Photograph: ‘Get to know your colleagues better’ session

In addition, we also hosted social coffee breaks where we invited selected colleagues to share their expertise, for example, two topical sessions were -

  • ‘Political Dialogue: Analysis of the Political and Economic Context of the Country’ — presented by Asma Khouja and Hichem Aouad
  • ‘Accountability in the COVID Age, UNDP Responses and the Tunisian Context’ with Thouraya Bekri
Photograph: The first Tea Time Break session at UNDP Tunisia

The teleworking setup was all very new and sometimes frustrating, but I’m proud to know that we have done our best to make everyone feel supported and ensure continuity in work and relationships with colleagues.

Q4. What is on your wish list for the next 10 years with UNDP?

My wish is to see the results of the global staff survey improve consistently year-on-year. That will mean that all our efforts are having a positive impact.

I was very happy to know that our CO received a good score this year, especially in terms of knowledge development. Knowing this was an absolute joy for me, because it means learning sessions and other initiatives are meaningful for personnel. For example, during our weekly learning sessions on Thursdays, we invite experts to share their knowledge with colleagues. The recent sessions were designed to equip staff to navigate the COVID-19 pandemic. As these sessions are recorded, we are able to distribute them widely and archive them for new participants to learn from later.

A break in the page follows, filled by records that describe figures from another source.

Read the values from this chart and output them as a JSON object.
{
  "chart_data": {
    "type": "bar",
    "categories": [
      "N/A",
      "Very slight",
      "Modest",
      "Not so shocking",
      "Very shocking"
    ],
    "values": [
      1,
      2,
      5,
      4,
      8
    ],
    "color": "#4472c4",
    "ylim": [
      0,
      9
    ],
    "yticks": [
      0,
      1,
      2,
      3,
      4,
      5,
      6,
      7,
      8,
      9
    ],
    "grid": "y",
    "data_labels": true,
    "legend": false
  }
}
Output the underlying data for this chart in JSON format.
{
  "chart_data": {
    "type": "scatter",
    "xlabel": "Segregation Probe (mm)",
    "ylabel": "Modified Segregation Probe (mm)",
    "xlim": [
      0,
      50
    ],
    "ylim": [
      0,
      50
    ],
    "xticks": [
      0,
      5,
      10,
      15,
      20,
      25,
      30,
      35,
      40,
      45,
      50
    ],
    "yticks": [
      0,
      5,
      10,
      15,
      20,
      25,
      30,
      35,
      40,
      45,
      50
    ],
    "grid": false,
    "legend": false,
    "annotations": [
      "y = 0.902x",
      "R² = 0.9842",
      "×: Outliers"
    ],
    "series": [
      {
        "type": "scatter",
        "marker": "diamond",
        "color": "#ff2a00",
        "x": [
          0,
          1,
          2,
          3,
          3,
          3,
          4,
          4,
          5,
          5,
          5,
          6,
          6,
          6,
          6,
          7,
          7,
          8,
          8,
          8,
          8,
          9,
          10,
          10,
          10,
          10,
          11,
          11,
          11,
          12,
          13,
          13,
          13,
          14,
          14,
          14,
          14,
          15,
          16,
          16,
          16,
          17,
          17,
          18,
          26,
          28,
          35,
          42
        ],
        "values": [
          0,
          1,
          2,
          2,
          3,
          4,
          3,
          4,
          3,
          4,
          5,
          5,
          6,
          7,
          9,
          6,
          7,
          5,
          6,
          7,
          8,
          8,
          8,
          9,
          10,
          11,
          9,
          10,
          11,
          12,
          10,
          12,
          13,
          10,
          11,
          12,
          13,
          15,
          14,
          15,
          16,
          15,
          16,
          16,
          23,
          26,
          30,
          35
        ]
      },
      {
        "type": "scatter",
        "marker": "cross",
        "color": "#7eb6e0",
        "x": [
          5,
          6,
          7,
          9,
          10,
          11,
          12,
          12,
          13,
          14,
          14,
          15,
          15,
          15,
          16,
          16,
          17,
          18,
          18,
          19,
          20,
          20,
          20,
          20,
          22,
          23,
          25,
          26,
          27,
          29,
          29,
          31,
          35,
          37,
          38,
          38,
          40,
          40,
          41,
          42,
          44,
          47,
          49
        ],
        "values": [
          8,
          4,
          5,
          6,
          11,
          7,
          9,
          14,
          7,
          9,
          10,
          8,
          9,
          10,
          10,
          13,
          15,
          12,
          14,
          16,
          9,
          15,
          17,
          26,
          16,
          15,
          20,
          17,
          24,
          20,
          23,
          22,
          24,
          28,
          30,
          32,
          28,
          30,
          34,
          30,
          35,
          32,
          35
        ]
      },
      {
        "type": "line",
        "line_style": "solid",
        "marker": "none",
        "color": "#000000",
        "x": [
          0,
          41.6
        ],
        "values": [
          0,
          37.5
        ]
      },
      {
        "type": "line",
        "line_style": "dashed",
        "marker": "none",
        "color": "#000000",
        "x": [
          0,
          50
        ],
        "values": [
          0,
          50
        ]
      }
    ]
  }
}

  • COVID-19 and violence against women (Review of Organic Law №2017–58) — Moderated by Nesrine Rebai
  • Monitoring and evaluation in the context of COVID-19 — Moderated by Faiza Elleuch and Ada Fishta
  • Web monitoring and research techniques — Moderated by Sami Badreddine
  • Creative Confidence Workshop: How the pandemic has changed the way we work together? — Moderated by Azza Rajhi

We are motivated to intensify this and other efforts under the People for 2030 strategy. And hopefully in ten years, we will see similar improvements, in relation to scores of other areas, such as engagement, retention, etc.

Photograph: A learning session on ‘Monitoring and evaluation in the context of COVID-19‘

Q5. What do you like to do when you aren’t working?

I have three children who keep me busy — my twins are seven years old and my little boy is four years old. I love spending time with them!

Apart from that, I always make time for walks. I love walking in the morning between 7–8 o’clock, because for me it’s like meditation — it helps clear my head and reflect on things from the day before. All in all, things like walking, yoga, meditation and reading are very relaxing.